Spain - Future trends

Spain is likely to experience further liberalization of markets and privatization in the sectors of telecommunications, defense, energy, transportation, and aerospace. In order to attract more foreign investors, the government will likely institute more labor law reform with the aim of increasing the flexibility of the labor market. Such reforms would result in lower salaries and more precarious forms of employment, which may also have negative social repercussions. Given increased economic and monetary integration in the European Union, it is likely that Spain will benefit in terms of its growth. In fact, economists project growth in telecommunication equipment, service markets, environmental services, and equipment and agriculture. Moreover, linguistic and historical links to Central and South America could increase the influence of Spanish firms in these geographical areas, with reciprocal investment by Latin American business leaders in Spain.
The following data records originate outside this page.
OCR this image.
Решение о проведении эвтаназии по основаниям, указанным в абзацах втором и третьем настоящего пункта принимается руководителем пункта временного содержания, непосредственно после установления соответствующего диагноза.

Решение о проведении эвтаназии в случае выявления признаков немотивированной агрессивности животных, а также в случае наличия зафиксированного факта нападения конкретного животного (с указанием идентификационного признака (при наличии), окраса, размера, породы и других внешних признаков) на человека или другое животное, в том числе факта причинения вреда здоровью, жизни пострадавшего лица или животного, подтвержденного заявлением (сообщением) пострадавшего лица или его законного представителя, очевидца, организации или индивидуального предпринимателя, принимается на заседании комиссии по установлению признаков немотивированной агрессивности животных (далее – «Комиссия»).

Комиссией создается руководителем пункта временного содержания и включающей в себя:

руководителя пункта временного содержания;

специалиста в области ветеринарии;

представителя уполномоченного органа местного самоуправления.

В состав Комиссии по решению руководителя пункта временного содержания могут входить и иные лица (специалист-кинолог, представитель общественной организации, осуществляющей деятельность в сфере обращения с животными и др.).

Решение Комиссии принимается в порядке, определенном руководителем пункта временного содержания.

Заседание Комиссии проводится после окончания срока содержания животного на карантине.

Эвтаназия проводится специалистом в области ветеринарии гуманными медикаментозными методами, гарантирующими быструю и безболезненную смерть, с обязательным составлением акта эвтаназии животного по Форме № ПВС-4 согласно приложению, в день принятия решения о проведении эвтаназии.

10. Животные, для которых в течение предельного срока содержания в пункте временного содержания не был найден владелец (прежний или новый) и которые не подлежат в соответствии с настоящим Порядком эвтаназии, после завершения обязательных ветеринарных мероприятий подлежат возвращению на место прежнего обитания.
Spanish representatives in the European Commission will play a key role in negotiating trade agreements between the EU and Latin America.

There are 3 main challenges that Spain faces in the next decade: 2 are at the domestic level and one at the EU level. First, illegal immigration and the high unemployment rate will continue to offer serious problems. Illegal immigration from Northern Africa to the South of Spain has become an increased focus of attention, especially considering that many die in their attempt to come to Spain. This, coupled with the fact that many illegal immigrants work in the black market, will continue to increase social tensions in a country that already has one of the highest unemployment rates in the industrialized world.
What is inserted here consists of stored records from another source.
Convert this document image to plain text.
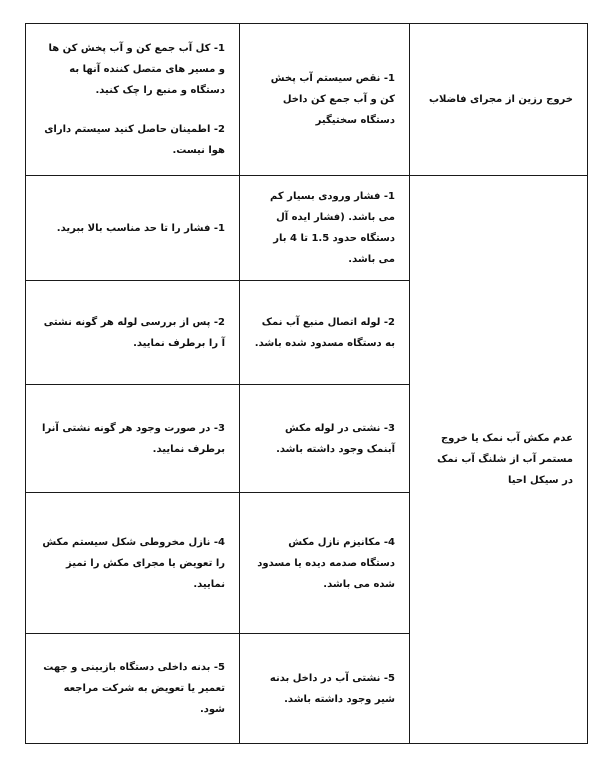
خروج رزین از مجرای فاضلاب	1- نقص سیستم آب پخش کن و آب جمع کن داخل دستگاه سختیگیر	1- کل آب جمع کن و آب پخش کن ها و مسیر های متصل کننده آنها به دستگاه و منبع را چک کنید.
2- اطمینان حاصل کنید سیستم دارای هوا نیست.

عدم مکش آب نمک یا خروج مستمر آب از شلنگ آب نمک در سیکل احیا	1- فشار ورودی بسیار کم می باشد. (فشار ایده آل دستگاه حدود 1.5 تا 4 بار می باشد.	1- فشار را تا حد مناسب بالا ببرید.

	2- لوله اتصال منبع آب نمک به دستگاه مسدود شده باشد.	2- پس از بررسی لوله هر گونه نشتی آ را برطرف نمایید.

	3- نشتی در لوله مکش آبنمک وجود داشته باشد.	3- در صورت وجود هر گونه نشتی آنرا برطرف نمایید.

	4- مکانیزم نازل مکش دستگاه صدمه دیده یا مسدود شده می باشد.	4- نازل مخروطی شکل سیستم مکش را تعویض یا مجرای مکش را تمیز نمایید.

	5- نشتی آب در داخل بدنه شیر وجود داشته باشد.	5- بدنه داخلی دستگاه بازبینی و جهت تعمیر یا تعویض به شرکت مراجعه شود.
The second main challenge deals with eradicating the Basque terrorist group ETA. The group's activities are not contained to the Basque Country, which means that businesses in targeted metropolitan areas like Madrid, Seville, and Barcelona, are significantly and negatively affected. The threat of terrorist activity may likewise discourage foreign investors from locating their business in Spain. Although the Interior Ministry has made recent attempts to crack-down on ETA's activities, the terrorists' strong infrastructure and continued activities make it doubtful that an indefinite ceasefire is on the horizon.
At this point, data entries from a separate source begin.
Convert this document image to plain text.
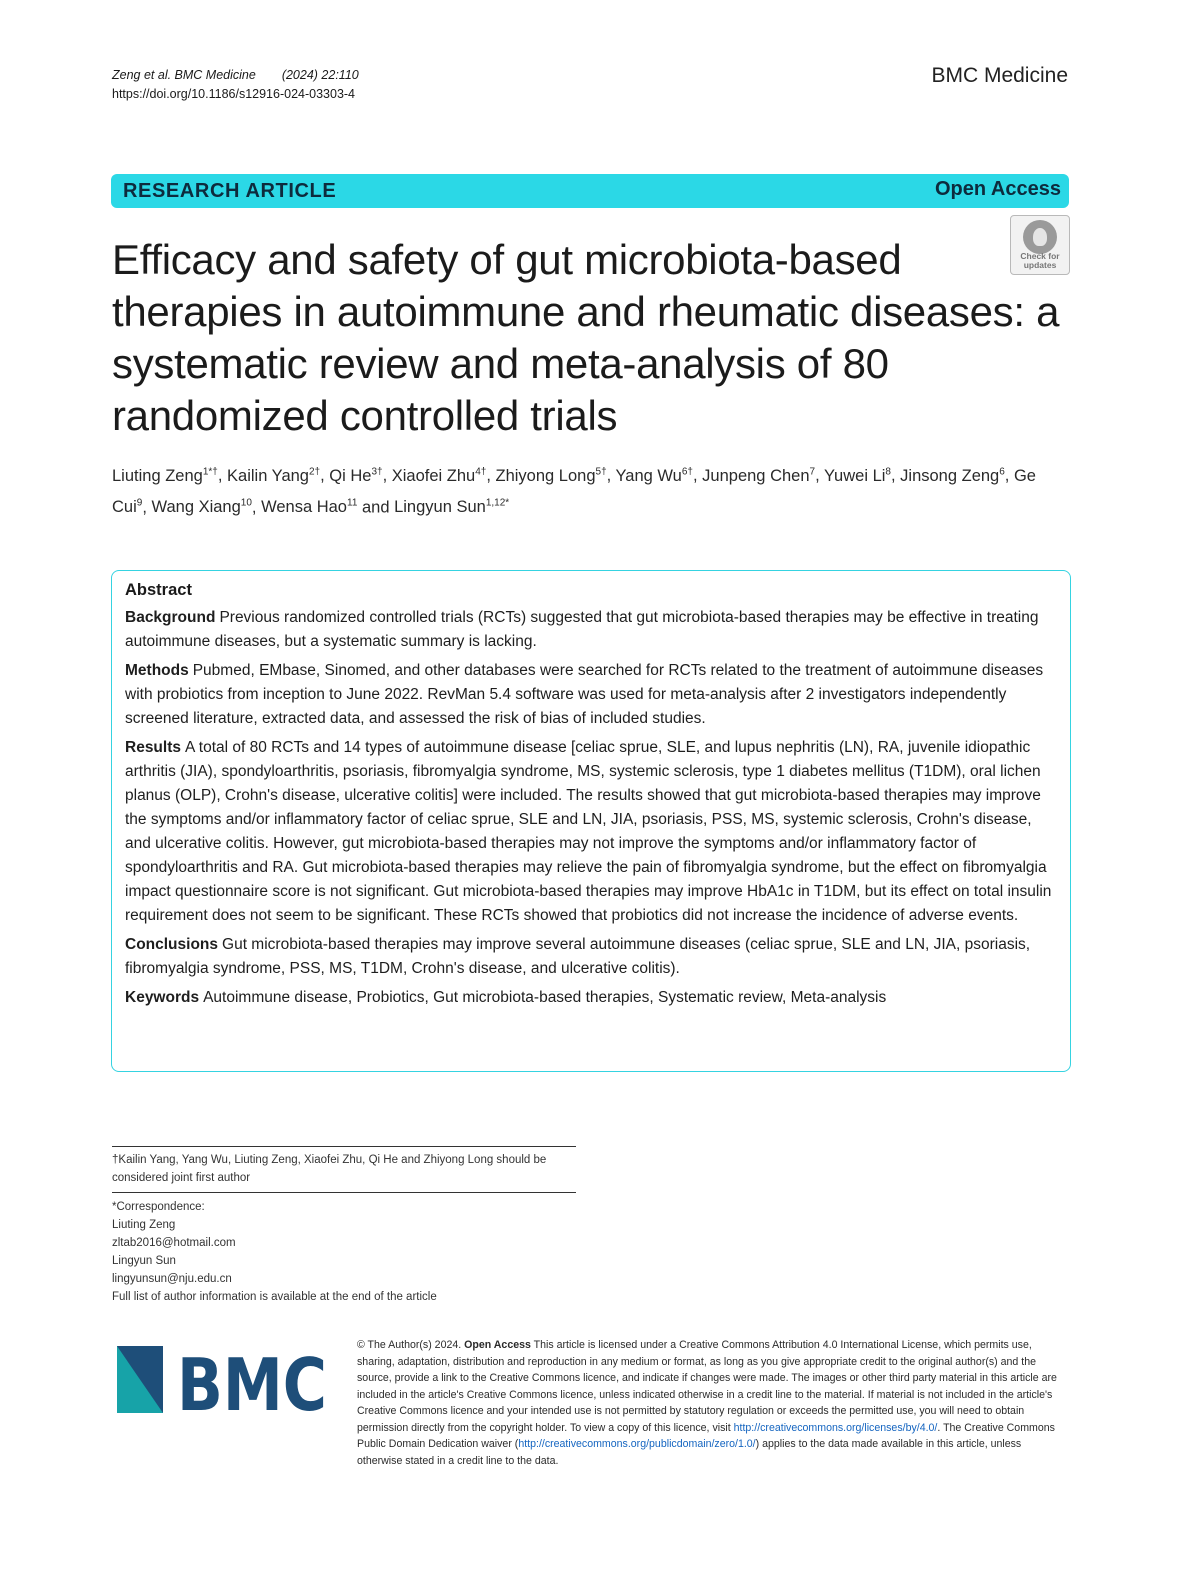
Zeng et al. BMC Medicine (2024) 22:110
https://doi.org/10.1186/s12916-024-03303-4
BMC Medicine
RESEARCH ARTICLE	Open Access
Check for updates
Efficacy and safety of gut microbiota-based therapies in autoimmune and rheumatic diseases: a systematic review and meta-analysis of 80 randomized controlled trials
Liuting Zeng$^{1*\dagger}$, Kailin Yang$^{2\dagger}$, Qi $He^{3\dagger}$, Xiaofei Zhu$^{4\dagger}$, Zhiyong Long$^{5\dagger}$, Yang $Wu^{6\dagger}$, Junpeng Chen$^7$, Yuwei Li$^8$, Jinsong Zeng$^6$, Ge Cui$^9$, Wang Xiang$^{10}$, Wensa Hao$^{11}$ and Lingyun Sun$^{1,12*}$
Abstract

Background Previous randomized controlled trials (RCTs) suggested that gut microbiota-based therapies may be effective in treating autoimmune diseases, but a systematic summary is lacking.

Methods Pubmed, EMbase, Sinomed, and other databases were searched for RCTs related to the treatment of autoimmune diseases with probiotics from inception to June 2022. RevMan 5.4 software was used for meta-analysis after 2 investigators independently screened literature, extracted data, and assessed the risk of bias of included studies.

Results A total of 80 RCTs and 14 types of autoimmune disease [celiac sprue, SLE, and lupus nephritis (LN), RA, juvenile idiopathic arthritis (JIA), spondyloarthritis, psoriasis, fibromyalgia syndrome, MS, systemic sclerosis, type 1 diabetes mellitus (T1DM), oral lichen planus (OLP), Crohn's disease, ulcerative colitis] were included. The results showed that gut microbiota-based therapies may improve the symptoms and/or inflammatory factor of celiac sprue, SLE and LN, JIA, psoriasis, PSS, MS, systemic sclerosis, Crohn's disease, and ulcerative colitis. However, gut microbiota-based therapies may not improve the symptoms and/or inflammatory factor of spondyloarthritis and RA. Gut microbiota-based therapies may relieve the pain of fibromyalgia syndrome, but the effect on fibromyalgia impact questionnaire score is not significant. Gut microbiota-based therapies may improve HbA1c in T1DM, but its effect on total insulin requirement does not seem to be significant. These RCTs showed that probiotics did not increase the incidence of adverse events.

Conclusions Gut microbiota-based therapies may improve several autoimmune diseases (celiac sprue, SLE and LN, JIA, psoriasis, fibromyalgia syndrome, PSS, MS, T1DM, Crohn's disease, and ulcerative colitis).

Keywords Autoimmune disease, Probiotics, Gut microbiota-based therapies, Systematic review, Meta-analysis

†Kailin Yang, Yang Wu, Liuting Zeng, Xiaofei Zhu, Qi He and Zhiyong Long should be considered joint first author
*Correspondence:
Liuting Zeng
zltab2016@hotmail.com
Lingyun Sun
lingyunsun@nju.edu.cn
Full list of author information is available at the end of the article
BMC	© The Author(s) 2024. Open Access This article is licensed under a Creative Commons Attribution 4.0 International License, which permits use, sharing, adaptation, distribution and reproduction in any medium or format, as long as you give appropriate credit to the original author(s) and the source, provide a link to the Creative Commons licence, and indicate if changes were made. The images or other third party material in this article are included in the article's Creative Commons licence, unless indicated otherwise in a credit line to the material. If material is not included in the article's Creative Commons licence and your intended use is not permitted by statutory regulation or exceeds the permitted use, you will need to obtain permission directly from the copyright holder. To view a copy of this licence, visit http://creativecommons.org/licenses/by/4.0/. The Creative Commons Public Domain Dedication waiver (http://creativecommons.org/publicdomain/zero/1.0/) applies to the data made available in this article, unless otherwise stated in a credit line to the data.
The third main challenge facing Spain relates to its compliance with future EU initiatives. Spain has generally accepted EU deregulatory policies (that is, policies which attempt to discourage barriers to trade and prevent anti-competitive practices in the free-market) and economic and monetary policies (that is, Economic and Monetary Union and the Single Currency). However, EU policies which attempt to replace national legislation in areas such as the environment may continue to offer challenges. Further, policies which attempt to increase the size of the Union may be met with caution by Spain; enlargement may mean a slow down in structural funds flowing into Spain and movement of foreign investors presently in Spain to other low-paying, better educated, labor markets in Eastern Europe. Notwithstanding these potential challenges, Spain will continue to be one of the engines behind deeper integration and, along with Germany and France, will attempt to ensure that the EU remains an important player in the world economy.